Standardizing the data and the databases also serves a practical function from the mechanistic and safety assessment stand-points. For instance, standardized databases that can more readily share data will allow investigators to make better comparisons of data sets by quickly identifying the similarities and differences between studies. For instance, software that is tuned to the standards will be capable of identifying common study parameters such as exposure parameters (e.g., chemical treatment, vehicle chemical, initial exposure, dosing regimen, exposure duration, exposure dose, organ/tissue dose, route of administration), study timeline (e.g., subject age at exposure, subject age at sacrifice or harvest), and assay end-points (e.g., clinical pathology, histopathology, transcriptomics, proteomics, metabolomics). This allows investigators to quickly identify similar studies and to facilitate integration of results from different studies to enhance mechanistic data interpretation and to help identify gaps and overlaps in the data to effect more meaningful safety assessments.

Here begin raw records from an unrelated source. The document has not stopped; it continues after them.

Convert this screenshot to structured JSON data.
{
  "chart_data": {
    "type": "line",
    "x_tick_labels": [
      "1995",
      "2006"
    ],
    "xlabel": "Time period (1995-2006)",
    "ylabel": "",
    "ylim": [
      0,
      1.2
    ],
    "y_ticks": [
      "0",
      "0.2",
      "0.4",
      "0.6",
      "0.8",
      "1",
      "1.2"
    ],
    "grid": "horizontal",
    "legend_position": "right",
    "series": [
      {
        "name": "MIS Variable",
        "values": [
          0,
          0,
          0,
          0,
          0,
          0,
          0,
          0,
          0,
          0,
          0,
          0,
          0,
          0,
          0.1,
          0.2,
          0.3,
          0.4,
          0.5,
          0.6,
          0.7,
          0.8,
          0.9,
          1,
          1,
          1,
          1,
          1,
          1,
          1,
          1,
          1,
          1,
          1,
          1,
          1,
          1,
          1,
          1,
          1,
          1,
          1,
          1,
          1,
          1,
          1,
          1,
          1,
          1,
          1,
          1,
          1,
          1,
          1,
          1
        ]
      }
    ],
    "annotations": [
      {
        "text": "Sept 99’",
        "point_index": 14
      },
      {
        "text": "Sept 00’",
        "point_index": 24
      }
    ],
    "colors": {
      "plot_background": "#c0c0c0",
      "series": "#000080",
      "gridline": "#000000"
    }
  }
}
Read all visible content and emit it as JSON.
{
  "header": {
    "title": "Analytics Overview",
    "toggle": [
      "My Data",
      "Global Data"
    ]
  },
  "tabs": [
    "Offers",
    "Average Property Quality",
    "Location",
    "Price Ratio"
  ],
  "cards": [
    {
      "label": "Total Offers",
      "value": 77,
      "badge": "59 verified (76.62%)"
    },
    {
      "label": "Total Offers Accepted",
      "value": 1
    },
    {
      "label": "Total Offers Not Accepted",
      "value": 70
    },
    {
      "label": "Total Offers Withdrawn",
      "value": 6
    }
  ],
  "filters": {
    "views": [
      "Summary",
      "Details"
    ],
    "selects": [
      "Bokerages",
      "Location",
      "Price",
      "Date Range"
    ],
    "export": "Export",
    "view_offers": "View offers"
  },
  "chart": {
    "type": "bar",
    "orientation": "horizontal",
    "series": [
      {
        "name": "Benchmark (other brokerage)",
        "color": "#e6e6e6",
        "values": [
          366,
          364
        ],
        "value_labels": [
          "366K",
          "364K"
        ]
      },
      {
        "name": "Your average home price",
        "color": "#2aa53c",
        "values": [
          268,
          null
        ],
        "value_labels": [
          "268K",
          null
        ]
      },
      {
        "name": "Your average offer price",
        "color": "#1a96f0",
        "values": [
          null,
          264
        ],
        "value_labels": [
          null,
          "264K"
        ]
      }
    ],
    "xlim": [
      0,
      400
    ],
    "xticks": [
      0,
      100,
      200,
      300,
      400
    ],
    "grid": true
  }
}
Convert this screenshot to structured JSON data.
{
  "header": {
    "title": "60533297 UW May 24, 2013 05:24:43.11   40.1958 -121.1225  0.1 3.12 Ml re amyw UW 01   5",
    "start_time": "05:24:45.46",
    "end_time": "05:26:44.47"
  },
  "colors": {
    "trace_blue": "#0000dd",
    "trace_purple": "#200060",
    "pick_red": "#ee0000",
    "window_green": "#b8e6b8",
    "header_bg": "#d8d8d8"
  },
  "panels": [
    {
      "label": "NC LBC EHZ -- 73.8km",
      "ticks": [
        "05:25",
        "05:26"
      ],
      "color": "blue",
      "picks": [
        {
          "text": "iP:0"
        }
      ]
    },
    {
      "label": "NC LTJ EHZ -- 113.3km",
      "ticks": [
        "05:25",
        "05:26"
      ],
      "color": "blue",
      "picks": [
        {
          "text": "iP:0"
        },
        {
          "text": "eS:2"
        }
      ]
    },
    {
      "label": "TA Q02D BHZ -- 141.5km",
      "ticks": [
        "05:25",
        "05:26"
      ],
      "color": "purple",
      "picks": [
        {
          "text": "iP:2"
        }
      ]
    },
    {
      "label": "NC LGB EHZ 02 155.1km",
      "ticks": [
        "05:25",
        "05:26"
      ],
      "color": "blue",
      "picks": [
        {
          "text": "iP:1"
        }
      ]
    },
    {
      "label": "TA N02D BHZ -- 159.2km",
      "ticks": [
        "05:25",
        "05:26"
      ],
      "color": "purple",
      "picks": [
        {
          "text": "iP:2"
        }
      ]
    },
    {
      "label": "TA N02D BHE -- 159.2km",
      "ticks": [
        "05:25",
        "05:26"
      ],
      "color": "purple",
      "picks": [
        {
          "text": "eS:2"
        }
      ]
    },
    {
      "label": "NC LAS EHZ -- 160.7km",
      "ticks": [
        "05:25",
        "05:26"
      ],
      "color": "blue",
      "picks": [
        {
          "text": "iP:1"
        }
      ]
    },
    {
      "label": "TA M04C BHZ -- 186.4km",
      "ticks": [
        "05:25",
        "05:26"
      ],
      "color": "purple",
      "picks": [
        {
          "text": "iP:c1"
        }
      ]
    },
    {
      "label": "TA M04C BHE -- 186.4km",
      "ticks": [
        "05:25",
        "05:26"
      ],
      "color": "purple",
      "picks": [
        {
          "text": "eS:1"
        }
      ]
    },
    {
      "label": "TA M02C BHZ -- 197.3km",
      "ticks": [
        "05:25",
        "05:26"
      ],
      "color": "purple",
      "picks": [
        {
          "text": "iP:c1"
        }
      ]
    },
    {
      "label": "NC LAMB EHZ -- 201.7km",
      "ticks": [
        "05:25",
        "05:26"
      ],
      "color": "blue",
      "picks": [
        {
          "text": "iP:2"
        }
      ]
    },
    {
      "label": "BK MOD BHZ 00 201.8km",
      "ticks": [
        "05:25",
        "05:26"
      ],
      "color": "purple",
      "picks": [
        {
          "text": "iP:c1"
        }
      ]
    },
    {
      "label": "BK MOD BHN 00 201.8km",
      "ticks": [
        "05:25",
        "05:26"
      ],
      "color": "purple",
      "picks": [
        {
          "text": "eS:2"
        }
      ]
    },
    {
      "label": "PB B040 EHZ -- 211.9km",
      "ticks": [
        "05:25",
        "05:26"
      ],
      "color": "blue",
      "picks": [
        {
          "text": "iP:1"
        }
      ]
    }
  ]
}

A data standard that requires specification of the dosing regimen and assay protocols in a standardized format will allow databases to be built which can more readily parse this information, and make more of the information available for cross-dataset comparison. This enables investigators to begin to (1) identify study parameters that differ between studies, (2) quickly assess how these differences may impact the results and how they may influence any differences between studies, (3) make determinations of the data quality, and (4) to rank and prioritize the studies for inclusion within a safety assessment. For example, when compiling a database similar to the relative effect potency (REP2004) database (Haws et al., 2006
; Van den Berg et al., 2006
), to assess toxic equivalency factors, it is essential that all of the relevant studies report similar study parameters to allow stakeholders to make a reasonable judgment as to whether or not a study should be included. In this case information regarding the calculated relative effect potency (REP) of the chemical relative to the potency of 2,3,7,8-tetrachlorodibenzo-p-dioxin is necessary, as are the assay end-points used to calculate the REP, treatment duration, animal strain (in vivo), cell type (in vitro), route of administration (in vivo), number of experimental units (e.g., animals) per group, time between the last treatment and the assay, the number of dose levels under consideration, whether a plateau was reached or a maximum dose was used, and how the REP was calculated. The REP2004 database, and its predecessors, was built by investigators combing the literature. By utilizing a standard data reporting format, coupled to an appropriately built and community-vetted standard, this same information could be deposited into a large-scale data repository to facilitate construction of the next generations of the REP and similar databases.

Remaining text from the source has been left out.